Indeed, the governance model matters as much as technology itself. When governance is bolted on after the fact, adoption stalls because the controls feel like obstacles rather than enablers. So when it’s embedded directly into how work runs, through role-based permissions, approval boundaries, and full traceability, autonomy becomes something an institution can actually use. In financial services, that distinction is everything.
Organizations that act decisively will define the model on their own terms
The market is already moving, and the pressure driving it is real. Financial institutions are managing simultaneous demands to modernize faster, control more tightly, reduce friction without increasing risk, and improve resilience while keeping costs in check. These priorities have to be addressed together, and the current cloud operating model was not designed for this.
According to a recent Amdocs’ 2026 research, 71% of enterprises expect to run AI agents in cloud environments by 2026, and 68% already view agentic AI in cloud as a competitive advantage. What began as experimentation is becoming part of mainstream enterprise planning, and the institutions that move early and thoughtfully have more room to shape the model on their own terms.

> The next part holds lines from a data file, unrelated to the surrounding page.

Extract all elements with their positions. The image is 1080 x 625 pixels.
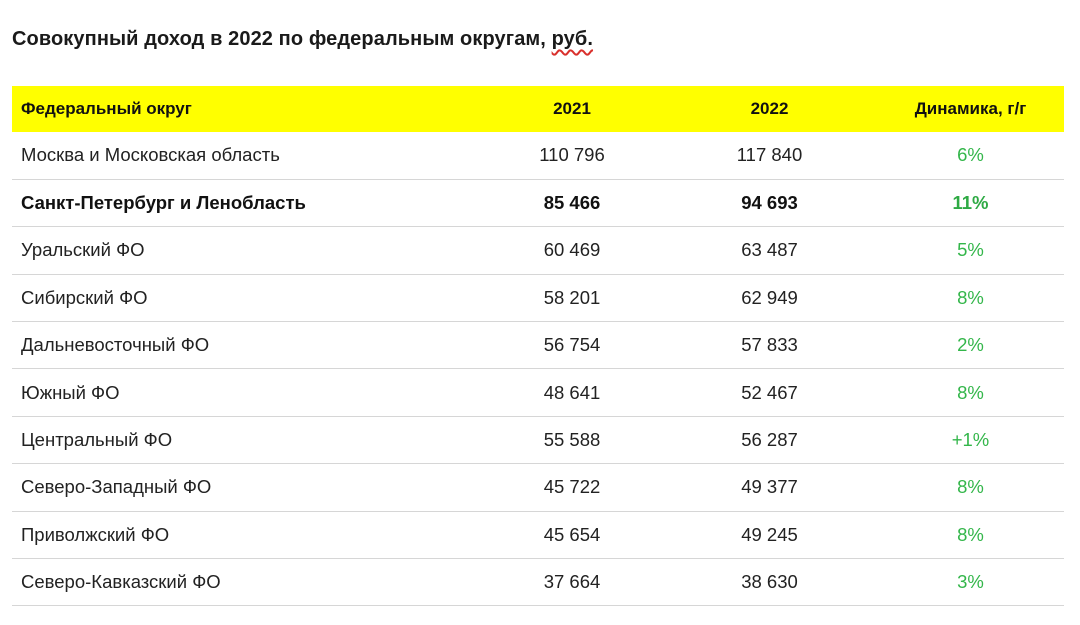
dynamics-cell: 2% (957, 334, 984, 356)
header-2021: 2021 (553, 99, 591, 118)
value-2021-cell: 37 664 (543, 571, 601, 593)
table-body: Москва и Московская область 110 796 117 84… (12, 132, 1064, 606)
district-cell: Северо-Западный ФО (21, 476, 212, 498)
district-cell: Москва и Московская область (21, 144, 280, 166)
table-row: Центральный ФО 55 588 56 287 +1% (12, 416, 1064, 464)
header-dynamics: Динамика, г/г (914, 99, 1027, 118)
value-2021-cell: 45 654 (543, 523, 601, 545)
dynamics-cell: 8% (957, 523, 984, 545)
table-header: Федеральный округ 2021 2022 Динамика, г/… (12, 86, 1064, 132)
value-2022-cell: 62 949 (741, 286, 798, 308)
value-2022-cell: 56 287 (741, 429, 798, 451)
dynamics-cell: 8% (957, 286, 984, 308)
table-header-row: Федеральный округ 2021 2022 Динамика, г/… (12, 86, 1064, 132)
header-district: Федеральный округ (21, 99, 192, 118)
district-cell: Северо-Кавказский ФО (21, 571, 221, 593)
dynamics-cell: 6% (957, 144, 984, 166)
district-cell: Уральский ФО (21, 239, 145, 261)
title-main: Совокупный доход в 2022 по федеральным о… (12, 28, 552, 50)
table-row: Дальневосточный ФО 56 754 57 833 2% (12, 322, 1064, 369)
dynamics-cell: 8% (957, 381, 984, 403)
value-2021-cell: 48 641 (543, 381, 601, 403)
value-2021-cell: 55 588 (543, 429, 601, 451)
table-row: Южный ФО 48 641 52 467 8% (12, 369, 1064, 417)
table-row: Москва и Московская область 110 796 117 84… (12, 132, 1064, 180)
dynamics-cell: +1% (951, 429, 990, 451)
district-cell: Южный ФО (21, 381, 120, 403)
table-row: Приволжский ФО 45 654 49 245 8% (12, 511, 1064, 559)
value-2021-cell: 110 796 (539, 144, 605, 166)
value-2022-cell: 49 245 (741, 523, 798, 545)
table-row: Санкт-Петербург и Ленобласть 85 466 94 693… (12, 179, 1064, 227)
header-2022: 2022 (750, 99, 789, 118)
dynamics-cell: 11% (952, 192, 989, 214)
value-2022-cell: 52 467 (741, 381, 798, 403)
value-2022-cell: 49 377 (741, 476, 798, 498)
dynamics-cell: 5% (957, 239, 984, 261)
table-row: Северо-Западный ФО 45 722 49 377 8% (12, 464, 1064, 512)
title-unit: руб. (551, 28, 594, 50)
value-2022-cell: 57 833 (741, 334, 798, 356)
value-2022-cell: 38 630 (741, 571, 798, 593)
value-2021-cell: 56 754 (543, 334, 601, 356)
district-cell: Центральный ФО (21, 429, 173, 451)
district-cell: Дальневосточный ФО (21, 334, 210, 356)
district-cell: Санкт-Петербург и Ленобласть (21, 192, 306, 214)
value-2021-cell: 60 469 (543, 239, 601, 261)
table-row: Уральский ФО 60 469 63 487 5% (12, 227, 1064, 275)
value-2022-cell: 63 487 (741, 239, 798, 261)
value-2021-cell: 58 201 (543, 286, 601, 308)
value-2022-cell: 117 840 (736, 144, 803, 166)
page-title: Совокупный доход в 2022 по федеральным о… (12, 28, 593, 51)
income-table: Федеральный округ 2021 2022 Динамика, г/… (12, 86, 1064, 606)
value-2022-cell: 94 693 (741, 192, 798, 214)
dynamics-cell: 8% (957, 476, 984, 498)
table-row: Северо-Кавказский ФО 37 664 38 630 3% (12, 559, 1064, 606)
value-2021-cell: 85 466 (543, 192, 601, 214)
value-2021-cell: 45 722 (543, 476, 601, 498)
dynamics-cell: 3% (957, 571, 984, 593)
district-cell: Приволжский ФО (21, 523, 170, 545)
table-row: Сибирский ФО 58 201 62 949 8% (12, 274, 1064, 322)
district-cell: Сибирский ФО (21, 286, 148, 308)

Decision velocity is the new competitive measure
Agentic Cloud represents a fundamental shift in how cloud operations are run. But the winners here won’t be the ones that pilot more AI. They will be the ones that redesign workflows, strengthen data readiness, clarify decision rights, and modernize governance alongside technology.
Moving from signal to action quickly and confidently, what Amdocs calls decision velocity under governance, is becoming the defining measure of cloud maturity. Once embedded early, this capability is significantly harder to replicate than any technological deployment.
A final thought for FSI leaders
For years, cloud leadership was measured by migration progress, platform maturity, and automation coverage. Those metrics still matter. Yet financial services institutions are moving into a new phase that’s defined by decision complexity and operational efficiency rather than automation coverage alone. The institutions that recognize this first will operate with less friction, more control, and a far stronger position to manage the complexity still ahead.